Saturday, November 14, 2020

The oppressor is really the victim

I downloaded the latest Michigan coronavirus data today. Several days earlier this month the state has reached or passed 6000 new cases per day. I had been used to seeing a large hill of cases and deaths in March and April. But as the upward scale of my charts is adjusted for the latest highs the hill last spring now looks rather small. We’re now at four times the cases per day as we were when the first lockdown happened. Deaths per day has risen to 50 over the last week, double what it was a month ago, though still a third of what it was in April and well below what the current cases per day might indicate. I get the data from here. Another of the law firms representing the nasty guy in his post election lawsuits has withdrawn, reported Joan McCarter of Daily Kos. This time the suits are in Pennsylvania. The lawyers said the campaign didn’t provide any evidence and didn’t justify why they needed to intrude on the state’s sovereignty. Earlier this week a law firm in Arizona withdrew. The had dealt with a case in Maricopa County, where there was seven hours of testimony that would affect 191 votes in a county where Biden is ahead by 45,000 votes. Former Ambassador Susan Rice has worked through three presidential transitions, the last from Obama to the nasty guy. She wrote an opinion piece for the New York Times about the danger of Biden not getting the top intelligence briefings. The incoming guy needs to know the various challenges and threats around the world and what the departing administration has been doing about them. Dartagnan of the Kos community discussed Rice’s article (I didn’t read it directly). Then Dartagnan proposed another reason why Biden isn’t getting briefings. When Biden’s team does get access, Dartagnan wrote, …
they are going to be appalled at the degree of inaction and wholesale lack of any efforts whatsoever to address these challenges. They will find instead a network of utter incompetence and indifference to planning, strategy or policy, staggering in its depth, and the Trump people know this. They will find security threats and intel festering, ignored, or shunted aside in favor of groveling to Trump’s every chimerical whim. They will find communications from our overseas allies to have shriveled into nothingness, and our intelligence services put at risk, if not wholly ignored. They will find corruption, graft, kickbacks, and politicization to have completely replaced national security policy.
Supreme Court Justice Samuel Alito confirmed what we knew about him when he gave a speech at the highly conservative Federalist Society (the group that chose Amy Coney Barrett for us) a few days ago. Yeah, we knew this, but sometimes we let justices hide behind a mask of impartiality.
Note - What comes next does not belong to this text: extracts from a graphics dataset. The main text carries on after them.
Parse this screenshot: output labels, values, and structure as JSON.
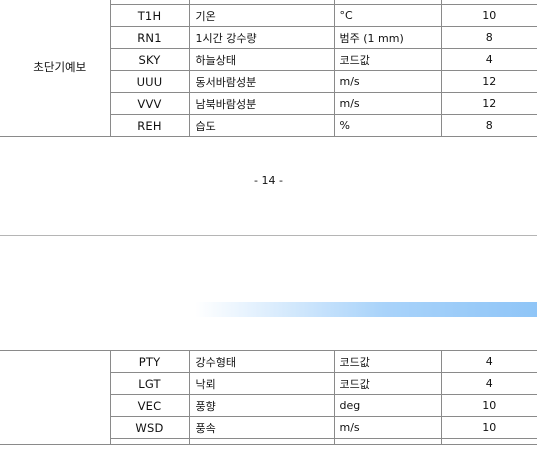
{
  "table_top": {
    "category": "초단기예보",
    "rows": [
      {
        "code": "",
        "name": "",
        "unit": "",
        "digits": ""
      },
      {
        "code": "T1H",
        "name": "기온",
        "unit": "°C",
        "digits": "10"
      },
      {
        "code": "RN1",
        "name": "1시간 강수량",
        "unit": "범주 (1 mm)",
        "digits": "8"
      },
      {
        "code": "SKY",
        "name": "하늘상태",
        "unit": "코드값",
        "digits": "4"
      },
      {
        "code": "UUU",
        "name": "동서바람성분",
        "unit": "m/s",
        "digits": "12"
      },
      {
        "code": "VVV",
        "name": "남북바람성분",
        "unit": "m/s",
        "digits": "12"
      },
      {
        "code": "REH",
        "name": "습도",
        "unit": "%",
        "digits": "8"
      }
    ]
  },
  "page_number": "- 14 -",
  "table_bottom": {
    "category": "",
    "rows": [
      {
        "code": "PTY",
        "name": "강수형태",
        "unit": "코드값",
        "digits": "4"
      },
      {
        "code": "LGT",
        "name": "낙뢰",
        "unit": "코드값",
        "digits": "4"
      },
      {
        "code": "VEC",
        "name": "풍향",
        "unit": "deg",
        "digits": "10"
      },
      {
        "code": "WSD",
        "name": "풍속",
        "unit": "m/s",
        "digits": "10"
      }
    ]
  }
}
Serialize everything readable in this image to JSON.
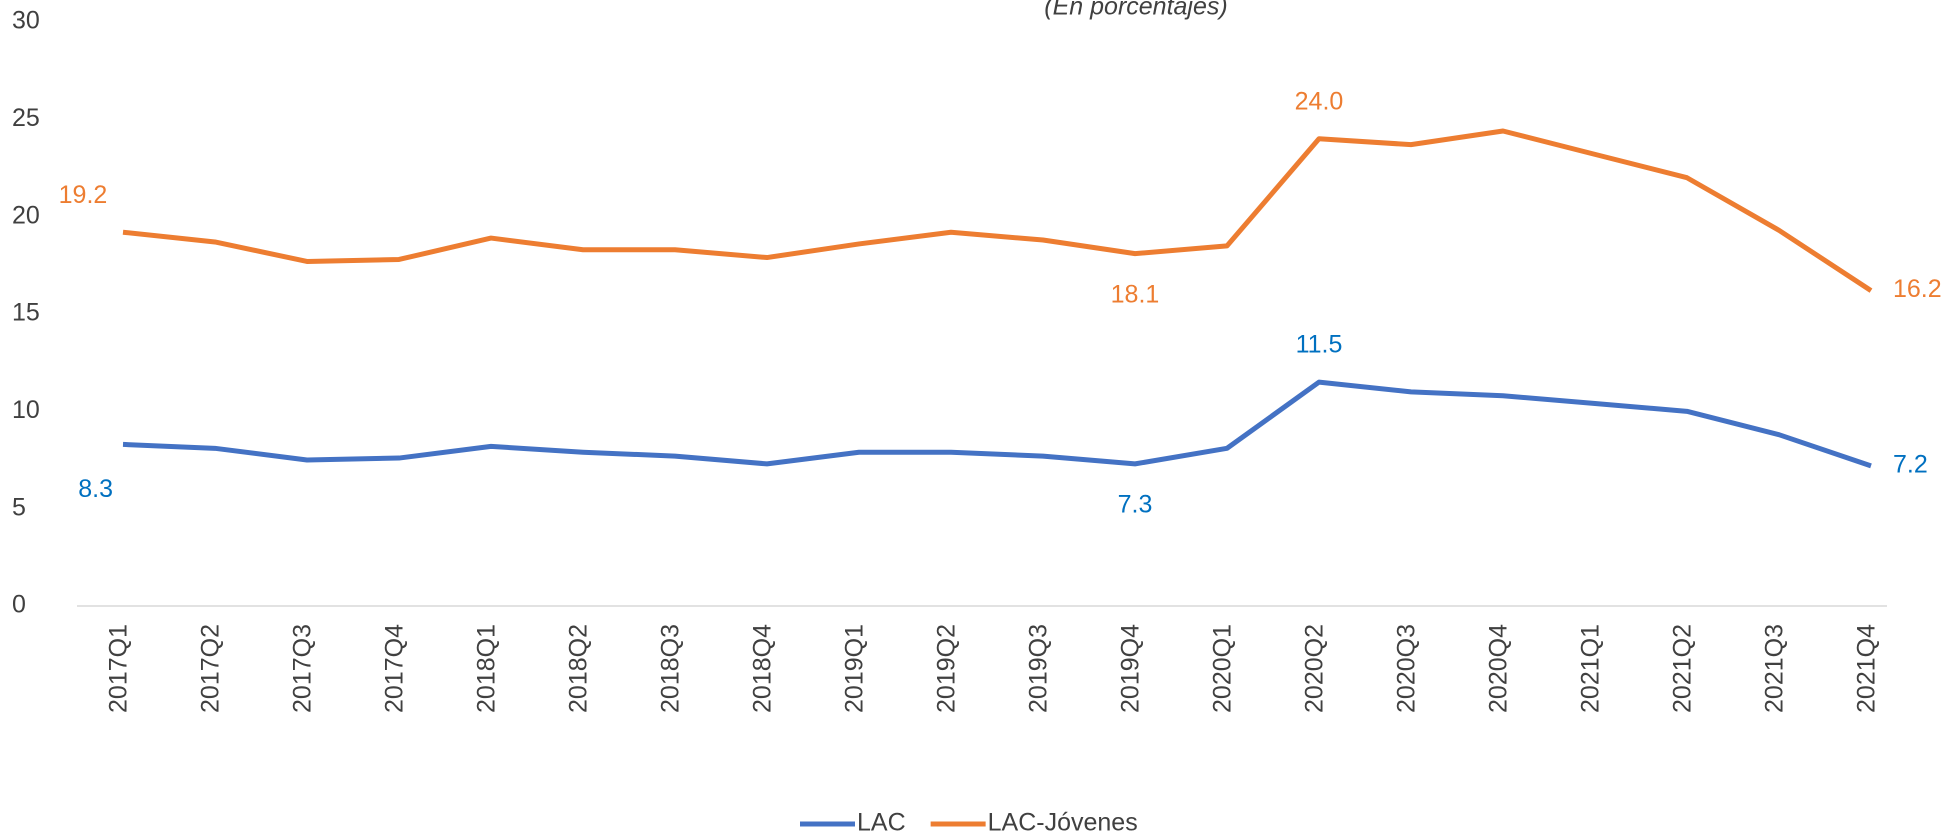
{
  "chart_data": {
    "type": "line",
    "subtitle": "(En porcentajes)",
    "categories": [
      "2017Q1",
      "2017Q2",
      "2017Q3",
      "2017Q4",
      "2018Q1",
      "2018Q2",
      "2018Q3",
      "2018Q4",
      "2019Q1",
      "2019Q2",
      "2019Q3",
      "2019Q4",
      "2020Q1",
      "2020Q2",
      "2020Q3",
      "2020Q4",
      "2021Q1",
      "2021Q2",
      "2021Q3",
      "2021Q4"
    ],
    "series": [
      {
        "name": "LAC",
        "color": "#4472c4",
        "label_color": "#0070c0",
        "values": [
          8.3,
          8.1,
          7.5,
          7.6,
          8.2,
          7.9,
          7.7,
          7.3,
          7.9,
          7.9,
          7.7,
          7.3,
          8.1,
          11.5,
          11.0,
          10.8,
          10.4,
          10.0,
          8.8,
          7.2
        ],
        "value_labels": [
          "8.3",
          null,
          null,
          null,
          null,
          null,
          null,
          null,
          null,
          null,
          null,
          "7.3",
          null,
          "11.5",
          null,
          null,
          null,
          null,
          null,
          "7.2"
        ]
      },
      {
        "name": "LAC-Jóvenes",
        "color": "#ed7d31",
        "label_color": "#ed7d31",
        "values": [
          19.2,
          18.7,
          17.7,
          17.8,
          18.9,
          18.3,
          18.3,
          17.9,
          18.6,
          19.2,
          18.8,
          18.1,
          18.5,
          24.0,
          23.7,
          24.4,
          23.2,
          22.0,
          19.3,
          16.2
        ],
        "value_labels": [
          "19.2",
          null,
          null,
          null,
          null,
          null,
          null,
          null,
          null,
          null,
          null,
          "18.1",
          null,
          "24.0",
          null,
          null,
          null,
          null,
          null,
          "16.2"
        ]
      }
    ],
    "ylim": [
      0,
      30
    ],
    "yticks": [
      0,
      5,
      10,
      15,
      20,
      25,
      30
    ],
    "grid": false,
    "legend": "bottom"
  }
}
This speech has been called the most political speech by a justice in recent time. Kerry Eleveld of Kos says the mask is off. Alito grumbled that he and fellow conservatives are suffering grievous persecution at the hands of liberals, Democrats, and even fellow justices. Eleveld wrote:
Now there's some pretty audacious privilege at work after four years in which white supremacy was culturally mainstreamed by an administration that sought to elevate it in both policy and rhetoric.
The first attack was against marriage equality. Somehow there’s no problem when a same-sex couple is discriminated against by a cake shop. He said there’s no harm because the couple got a cake elsewhere. But religious liberty (including the liberty to discriminate) must be protected. The oppressor is really the victim, he claims. Alito saw that with the legalization of same-sex marriage conservatives would be able to express their beliefs only in the recesses of their homes. Except Alito didn’t supply evidence that bigoted speech has been limited in the last five years. Eleveld mentioned some other topics:
But Alito's pro-discrimination advocacy wasn't his only partisan play. He also decried any future efforts by congressional Democrats to limit the court's right-wing reign over a center-left country, comparing it to autocratic intimidation. … Perhaps fittingly, Alito also directed a good portion of his speech at skewering current public policies intended to limit spread of the coronavirus. "The pandemic has resulted in previously unimaginable restrictions on individual liberty," he said. "We have never before seen restrictions as severe, extensive and prolonged as those experienced for most of 2020."
Alito’s liberty is more important than my life. Got it. Though it was already obvious he didn’t care for anyone other than himself and fellow straight white Christian males. Rev. Dr. William Barber tweeted:
Why are Democrats talking about compromise & moving to the center with Mitch McConnell, who has never compromised with them? The only center Dems should move to is the moral center of policies that establish justice. Democrats will have the House, the presidency, and a majority of Americans. Stop talking about compromise and lay out a comprehensive vision for binding the wounds of the nation. Help Americans see how extreme McConnell’s obstruction is.
Sharon Sikala tweeted an image from Ridin’ with Biden that says:
How many Republicans does it take to change a light bulb? None. Trump just SAYS it’s fixed and the rest of them sit in the dark and applaud.